TL;DR
The best stack is the one that protects your cash-to-close certainty, not the one with the most theoretical tax advantage.
Why this comparison matters
First-time buyers often ask one account question when they actually have a sequence question. The order of contributions can change your usable down payment and first-year stress level.

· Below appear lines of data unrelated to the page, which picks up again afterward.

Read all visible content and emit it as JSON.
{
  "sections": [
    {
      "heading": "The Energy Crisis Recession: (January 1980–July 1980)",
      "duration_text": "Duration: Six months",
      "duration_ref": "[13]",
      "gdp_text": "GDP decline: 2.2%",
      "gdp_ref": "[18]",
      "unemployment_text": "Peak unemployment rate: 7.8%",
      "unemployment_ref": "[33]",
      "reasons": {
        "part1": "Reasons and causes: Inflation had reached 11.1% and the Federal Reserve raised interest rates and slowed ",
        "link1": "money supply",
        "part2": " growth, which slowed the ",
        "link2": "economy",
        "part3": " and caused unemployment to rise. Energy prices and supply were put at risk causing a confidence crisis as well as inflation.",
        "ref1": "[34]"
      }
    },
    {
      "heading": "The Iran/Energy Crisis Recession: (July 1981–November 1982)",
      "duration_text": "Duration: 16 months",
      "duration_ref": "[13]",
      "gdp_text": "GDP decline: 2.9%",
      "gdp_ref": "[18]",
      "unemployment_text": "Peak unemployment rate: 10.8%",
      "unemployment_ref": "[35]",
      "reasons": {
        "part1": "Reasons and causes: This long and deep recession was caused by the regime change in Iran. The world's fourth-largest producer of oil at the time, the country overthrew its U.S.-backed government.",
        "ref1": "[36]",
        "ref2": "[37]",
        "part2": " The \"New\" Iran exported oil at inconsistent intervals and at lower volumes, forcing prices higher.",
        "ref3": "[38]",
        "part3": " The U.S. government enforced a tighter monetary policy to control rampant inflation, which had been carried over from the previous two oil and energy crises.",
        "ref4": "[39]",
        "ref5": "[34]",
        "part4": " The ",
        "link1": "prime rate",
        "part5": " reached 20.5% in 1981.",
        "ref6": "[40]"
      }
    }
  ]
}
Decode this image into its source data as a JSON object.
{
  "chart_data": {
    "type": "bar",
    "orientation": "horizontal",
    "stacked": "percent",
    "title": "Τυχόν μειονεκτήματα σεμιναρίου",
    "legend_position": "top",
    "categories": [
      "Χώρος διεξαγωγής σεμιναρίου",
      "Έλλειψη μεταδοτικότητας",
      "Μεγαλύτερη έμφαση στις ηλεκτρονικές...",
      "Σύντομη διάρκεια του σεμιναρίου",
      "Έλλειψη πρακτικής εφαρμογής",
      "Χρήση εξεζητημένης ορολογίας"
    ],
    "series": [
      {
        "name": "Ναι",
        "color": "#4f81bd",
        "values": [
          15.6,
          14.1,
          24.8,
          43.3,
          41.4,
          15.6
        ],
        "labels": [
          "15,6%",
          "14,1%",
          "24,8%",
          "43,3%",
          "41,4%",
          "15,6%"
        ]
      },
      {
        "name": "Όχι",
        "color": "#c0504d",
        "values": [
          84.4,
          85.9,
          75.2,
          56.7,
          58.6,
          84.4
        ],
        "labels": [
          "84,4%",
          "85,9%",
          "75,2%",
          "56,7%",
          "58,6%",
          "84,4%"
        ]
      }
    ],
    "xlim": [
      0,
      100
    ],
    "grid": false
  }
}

At-a-glance comparison for 2026 planning
| Option | Core tax profile | Repayment profile | Best use case |
|---|---|---|---|
| FHSA | Contributions generally deductible; qualifying withdrawals tax-free | No repayment for qualifying withdrawals | Base layer for eligible first-time buyers |
| RRSP + HBP | RRSP deduction now, HBP withdrawal tax-free if repaid under rules | Repayment over 15 years | Supplement when FHSA alone is insufficient |
| TFSA | No deduction, growth and withdrawals generally tax-free | No repayment | Flexibility buffer and timing uncertainty hedge |
Recommended stack sequence
- Confirm FHSA eligibility and room, then fill a planned contribution path.
- Add RRSP contributions only when HBP use is realistic and repayment is manageable.
- Keep TFSA liquidity for closing volatility, emergency reserve, and moving-year uncertainty.
One behavior trap to avoid
Anchoring bias
focusing only on the biggest deduction today and ignoring repayment and cash-flow impact during your first ownership year.